Fig 3: unlike an emoji family, Emoji Santa Claus may have varying skin tone.

catFig 4: emoji cats can have multiple facial expressions. The emoji cat is unique among non-human animals in having a wide range of facial expressions.

snakeFig 5: Unlike the cat, the emoji snake has no ability to express emotion. Font limitations may make infinite combinations of facial expressions / skin (or scale) colors impractical, so less popular options (“coral snake that is crying while listening to music on 70s headphones”) are not currently available.

fish

Fig 6: The emoji fish exists in six variants—pufferfish, yellow fish, blue fish, dolphin, lungfish (cartoon), and lungfish (realistic).

Proposal:

Instead of selecting from a list, a user could set an emoji skin / fur / scale tone using the built-in camera in their phone (Fig 7).

emoji_photo

Fig 7: With the cameraphone in their left hand, this tomato-colored user is taking a picture of their right hand for use in the auto-emoji-coloring algorithm. Now the emoji people on this phone will have a tomato option.

emoji_color_animals

Fig 8: Now that we’ve decoupled eye color, hairstyle, hair color, and skin color, it is possible to make any combination of features.
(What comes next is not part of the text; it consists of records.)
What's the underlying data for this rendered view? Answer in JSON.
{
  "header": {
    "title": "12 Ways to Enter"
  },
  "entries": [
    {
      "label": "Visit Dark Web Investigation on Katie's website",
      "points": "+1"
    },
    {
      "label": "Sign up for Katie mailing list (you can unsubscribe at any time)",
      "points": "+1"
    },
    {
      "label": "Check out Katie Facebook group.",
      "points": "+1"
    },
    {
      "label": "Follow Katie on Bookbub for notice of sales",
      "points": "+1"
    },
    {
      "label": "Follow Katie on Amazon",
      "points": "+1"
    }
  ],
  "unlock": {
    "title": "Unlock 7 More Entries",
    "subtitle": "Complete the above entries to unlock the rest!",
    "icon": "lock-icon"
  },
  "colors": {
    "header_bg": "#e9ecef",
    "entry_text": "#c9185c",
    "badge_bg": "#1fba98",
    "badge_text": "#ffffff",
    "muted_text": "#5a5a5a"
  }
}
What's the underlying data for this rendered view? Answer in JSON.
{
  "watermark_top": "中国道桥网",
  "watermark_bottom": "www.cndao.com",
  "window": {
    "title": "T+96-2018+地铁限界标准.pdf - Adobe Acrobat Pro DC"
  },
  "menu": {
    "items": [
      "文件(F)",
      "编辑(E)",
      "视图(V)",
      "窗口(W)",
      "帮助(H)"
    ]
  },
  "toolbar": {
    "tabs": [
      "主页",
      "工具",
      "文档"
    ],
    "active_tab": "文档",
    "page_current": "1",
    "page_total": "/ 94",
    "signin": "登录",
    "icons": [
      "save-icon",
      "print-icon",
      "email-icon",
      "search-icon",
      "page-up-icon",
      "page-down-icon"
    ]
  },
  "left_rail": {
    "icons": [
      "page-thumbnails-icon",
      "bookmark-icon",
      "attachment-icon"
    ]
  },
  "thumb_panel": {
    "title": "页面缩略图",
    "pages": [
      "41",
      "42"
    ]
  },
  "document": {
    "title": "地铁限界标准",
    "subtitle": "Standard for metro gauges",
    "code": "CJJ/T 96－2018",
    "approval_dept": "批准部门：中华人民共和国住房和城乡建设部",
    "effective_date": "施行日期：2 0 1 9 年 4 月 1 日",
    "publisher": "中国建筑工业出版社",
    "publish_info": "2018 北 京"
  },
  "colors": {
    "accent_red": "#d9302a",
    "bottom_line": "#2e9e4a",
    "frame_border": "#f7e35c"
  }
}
These new features can be applied to all animal emoji as well.If you want your cat emoji to be colored the same as your actual cat, you could take a picture of your cat instead of your hand. Perhaps you could even make the “car emoji” the same make and model of your actual car!

Conclusion:

It was apparently possible to add the flags of every country in the world, plus Antarctica (ant), so clearly space is not extremely limited. Perhaps Blue Emoji Cat With Red Whiskers really will be added in a future Unicode update.

PROS: Opens up a new world of hilariously colored animal emoji. Increases employment for font designers and font-related programmers.

CONS: Opens up a new world of font-related bugs. Assumes you’re willing to have a 250 megabyte font of “all combinations of human and animal skin / scale / fur / feather tones, hairstyles, hair colors, and eye colors” in memory on your phone at all times.